The good news is that I’ma stop with the good news bad news thing now!

So yeah, I’m back to reading the main Batman title now that Tynion’s no longer writing it (I stopped after that Joker War garbage). Even though Joshua Williamson couldn’t write a good comic even if you handed him one to copy, I was willing to give him a shot - and he flubs it, predictably.

The Abyss story couldn’t be more pointless or throwaway. Some bad guy does some bad guy things while some obviously good guys are accused of something bad until blah blah blah. Obvious, dull writing of a level I’d expect from a SaTURDay morning kids’ cartoon. Batman’s temporarily blinded, which seemed like an interesting development, until it didn’t slow or hindrance him in the slightest, so that was useless.

It’s good to see Batman Inc. again - it’s a shame they haven’t been used much outside of Grant Morrison’s work - but I’d have preferred seeing them in something better than this.

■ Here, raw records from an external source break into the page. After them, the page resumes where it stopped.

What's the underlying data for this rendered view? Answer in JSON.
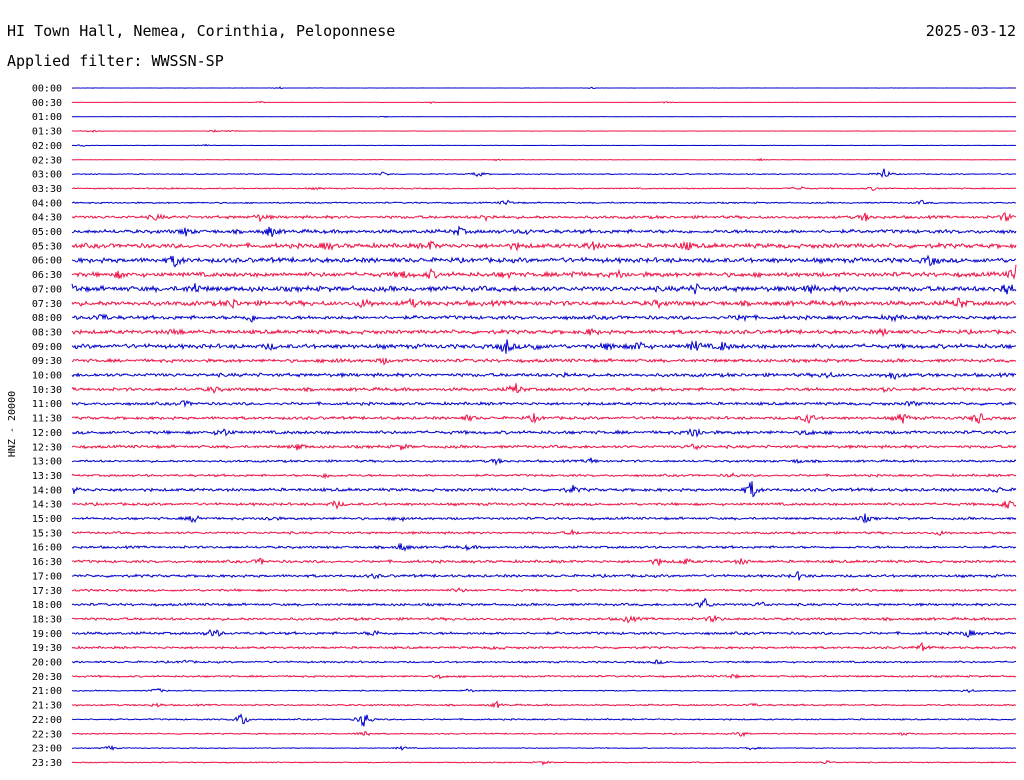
{
  "header": {
    "station": "HI Town Hall, Nemea, Corinthia, Peloponnese",
    "date": "2025-03-12",
    "filter": "Applied filter: WWSSN-SP"
  },
  "chart_data": {
    "type": "line",
    "ylabel": "HNZ - 20000",
    "colors": {
      "even": "#0000cc",
      "odd": "#ee1144"
    },
    "times": [
      "00:00",
      "00:30",
      "01:00",
      "01:30",
      "02:00",
      "02:30",
      "03:00",
      "03:30",
      "04:00",
      "04:30",
      "05:00",
      "05:30",
      "06:00",
      "06:30",
      "07:00",
      "07:30",
      "08:00",
      "08:30",
      "09:00",
      "09:30",
      "10:00",
      "10:30",
      "11:00",
      "11:30",
      "12:00",
      "12:30",
      "13:00",
      "13:30",
      "14:00",
      "14:30",
      "15:00",
      "15:30",
      "16:00",
      "16:30",
      "17:00",
      "17:30",
      "18:00",
      "18:30",
      "19:00",
      "19:30",
      "20:00",
      "20:30",
      "21:00",
      "21:30",
      "22:00",
      "22:30",
      "23:00",
      "23:30"
    ],
    "noise_level": [
      0.1,
      0.1,
      0.1,
      0.15,
      0.15,
      0.15,
      0.5,
      0.6,
      0.7,
      1.4,
      1.8,
      2.2,
      2.3,
      2.2,
      2.5,
      2.3,
      1.8,
      1.9,
      2.1,
      1.6,
      1.7,
      1.6,
      1.4,
      1.4,
      1.6,
      1.4,
      1.1,
      1.1,
      1.5,
      1.3,
      1.2,
      1.1,
      1.2,
      1.3,
      1.3,
      1.1,
      1.2,
      1.3,
      1.3,
      1.1,
      0.9,
      0.9,
      0.5,
      0.8,
      0.7,
      0.6,
      0.4,
      0.5
    ],
    "events": [
      [
        [
          0.22,
          1
        ],
        [
          0.55,
          1
        ]
      ],
      [
        [
          0.2,
          1
        ],
        [
          0.38,
          1
        ],
        [
          0.63,
          1
        ]
      ],
      [
        [
          0.33,
          1
        ]
      ],
      [
        [
          0.02,
          1.5
        ],
        [
          0.15,
          1
        ],
        [
          0.17,
          1
        ]
      ],
      [
        [
          0.01,
          1
        ],
        [
          0.14,
          1.5
        ]
      ],
      [
        [
          0.45,
          1
        ],
        [
          0.73,
          1
        ]
      ],
      [
        [
          0.33,
          2
        ],
        [
          0.43,
          3
        ],
        [
          0.86,
          6
        ]
      ],
      [
        [
          0.11,
          1
        ],
        [
          0.26,
          1
        ],
        [
          0.77,
          3
        ],
        [
          0.85,
          2
        ]
      ],
      [
        [
          0.46,
          3
        ],
        [
          0.9,
          2
        ]
      ],
      [
        [
          0.09,
          3
        ],
        [
          0.2,
          4
        ],
        [
          0.44,
          4
        ],
        [
          0.84,
          4
        ],
        [
          0.99,
          5
        ]
      ],
      [
        [
          0.12,
          4
        ],
        [
          0.21,
          6
        ],
        [
          0.41,
          4
        ],
        [
          0.48,
          3
        ]
      ],
      [
        [
          0.27,
          4
        ],
        [
          0.38,
          4
        ],
        [
          0.47,
          3
        ],
        [
          0.55,
          5
        ],
        [
          0.65,
          5
        ]
      ],
      [
        [
          0.11,
          7
        ],
        [
          0.91,
          5
        ]
      ],
      [
        [
          0.05,
          3
        ],
        [
          0.35,
          4
        ],
        [
          0.38,
          4
        ],
        [
          0.46,
          3
        ],
        [
          0.53,
          3
        ],
        [
          0.58,
          3
        ],
        [
          1.0,
          9
        ]
      ],
      [
        [
          0.0,
          5
        ],
        [
          0.13,
          5
        ],
        [
          0.66,
          4
        ],
        [
          0.78,
          4
        ],
        [
          0.99,
          8
        ]
      ],
      [
        [
          0.17,
          5
        ],
        [
          0.31,
          5
        ],
        [
          0.36,
          4
        ],
        [
          0.62,
          3
        ],
        [
          0.94,
          6
        ]
      ],
      [
        [
          0.03,
          5
        ],
        [
          0.19,
          4
        ],
        [
          0.71,
          5
        ],
        [
          0.87,
          3
        ]
      ],
      [
        [
          0.11,
          4
        ],
        [
          0.55,
          3
        ],
        [
          0.86,
          3
        ]
      ],
      [
        [
          0.21,
          3
        ],
        [
          0.46,
          8
        ],
        [
          0.49,
          4
        ],
        [
          0.57,
          5
        ],
        [
          0.6,
          6
        ],
        [
          0.66,
          6
        ],
        [
          0.69,
          5
        ]
      ],
      [
        [
          0.28,
          3
        ],
        [
          0.33,
          3
        ]
      ],
      [
        [
          0.52,
          3
        ],
        [
          0.8,
          3
        ],
        [
          0.87,
          5
        ]
      ],
      [
        [
          0.15,
          3
        ],
        [
          0.47,
          6
        ],
        [
          0.86,
          5
        ]
      ],
      [
        [
          0.12,
          3
        ],
        [
          0.89,
          3
        ]
      ],
      [
        [
          0.42,
          3
        ],
        [
          0.49,
          4
        ],
        [
          0.78,
          6
        ],
        [
          0.88,
          6
        ],
        [
          0.96,
          7
        ]
      ],
      [
        [
          0.16,
          5
        ],
        [
          0.66,
          7
        ],
        [
          0.78,
          3
        ]
      ],
      [
        [
          0.24,
          4
        ],
        [
          0.35,
          3
        ],
        [
          0.66,
          4
        ]
      ],
      [
        [
          0.45,
          3
        ],
        [
          0.55,
          3
        ],
        [
          0.77,
          2
        ]
      ],
      [
        [
          0.27,
          3
        ],
        [
          0.7,
          2
        ]
      ],
      [
        [
          0.0,
          5
        ],
        [
          0.53,
          4
        ],
        [
          0.72,
          10
        ],
        [
          0.98,
          3
        ]
      ],
      [
        [
          0.28,
          4
        ],
        [
          0.99,
          5
        ]
      ],
      [
        [
          0.13,
          5
        ],
        [
          0.21,
          3
        ],
        [
          0.35,
          3
        ],
        [
          0.84,
          4
        ]
      ],
      [
        [
          0.53,
          2
        ],
        [
          0.92,
          2
        ]
      ],
      [
        [
          0.35,
          5
        ],
        [
          0.42,
          2
        ]
      ],
      [
        [
          0.2,
          3
        ],
        [
          0.62,
          4
        ],
        [
          0.65,
          3
        ],
        [
          0.71,
          3
        ]
      ],
      [
        [
          0.32,
          2
        ],
        [
          0.77,
          4
        ]
      ],
      [
        [
          0.41,
          2
        ],
        [
          0.83,
          2
        ]
      ],
      [
        [
          0.67,
          7
        ],
        [
          0.73,
          3
        ]
      ],
      [
        [
          0.59,
          4
        ],
        [
          0.68,
          4
        ]
      ],
      [
        [
          0.15,
          6
        ],
        [
          0.32,
          3
        ],
        [
          0.95,
          4
        ]
      ],
      [
        [
          0.45,
          2
        ],
        [
          0.9,
          4
        ]
      ],
      [
        [
          0.12,
          2
        ],
        [
          0.62,
          2
        ]
      ],
      [
        [
          0.39,
          2
        ],
        [
          0.7,
          2
        ]
      ],
      [
        [
          0.09,
          3
        ],
        [
          0.42,
          2
        ],
        [
          0.95,
          2
        ]
      ],
      [
        [
          0.09,
          2
        ],
        [
          0.45,
          3
        ],
        [
          0.72,
          2
        ]
      ],
      [
        [
          0.18,
          8
        ],
        [
          0.31,
          10
        ]
      ],
      [
        [
          0.31,
          4
        ],
        [
          0.71,
          3
        ],
        [
          0.88,
          2
        ]
      ],
      [
        [
          0.04,
          3
        ],
        [
          0.35,
          2
        ],
        [
          0.72,
          2
        ]
      ],
      [
        [
          0.5,
          2
        ],
        [
          0.8,
          2
        ]
      ]
    ]
  }
}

Speaking of blasts from the past, the final third of the book features a YA Batman team-up story with Maps Mizoguchi from Gotham Academy. Some Japanese Yokai (supernatural entities) called Kappa (water yokai) are in Gotham, some kids go missing, and so on. I don’t rate Karl Kerschl as a writer much either and this kid’s story only added to the feeling of this book being made up of kids’ cartoon writing.

I’m glad to see the writing lineup on the main Batman title given a shake-up so that it has a chance of being good for a change, but Joshua Williamson ain’t the guy to turn the quality around. Abyss is instantly-forgettable abysmal filler - an easy one to skip entirely while Zdarsky settles into the title proper.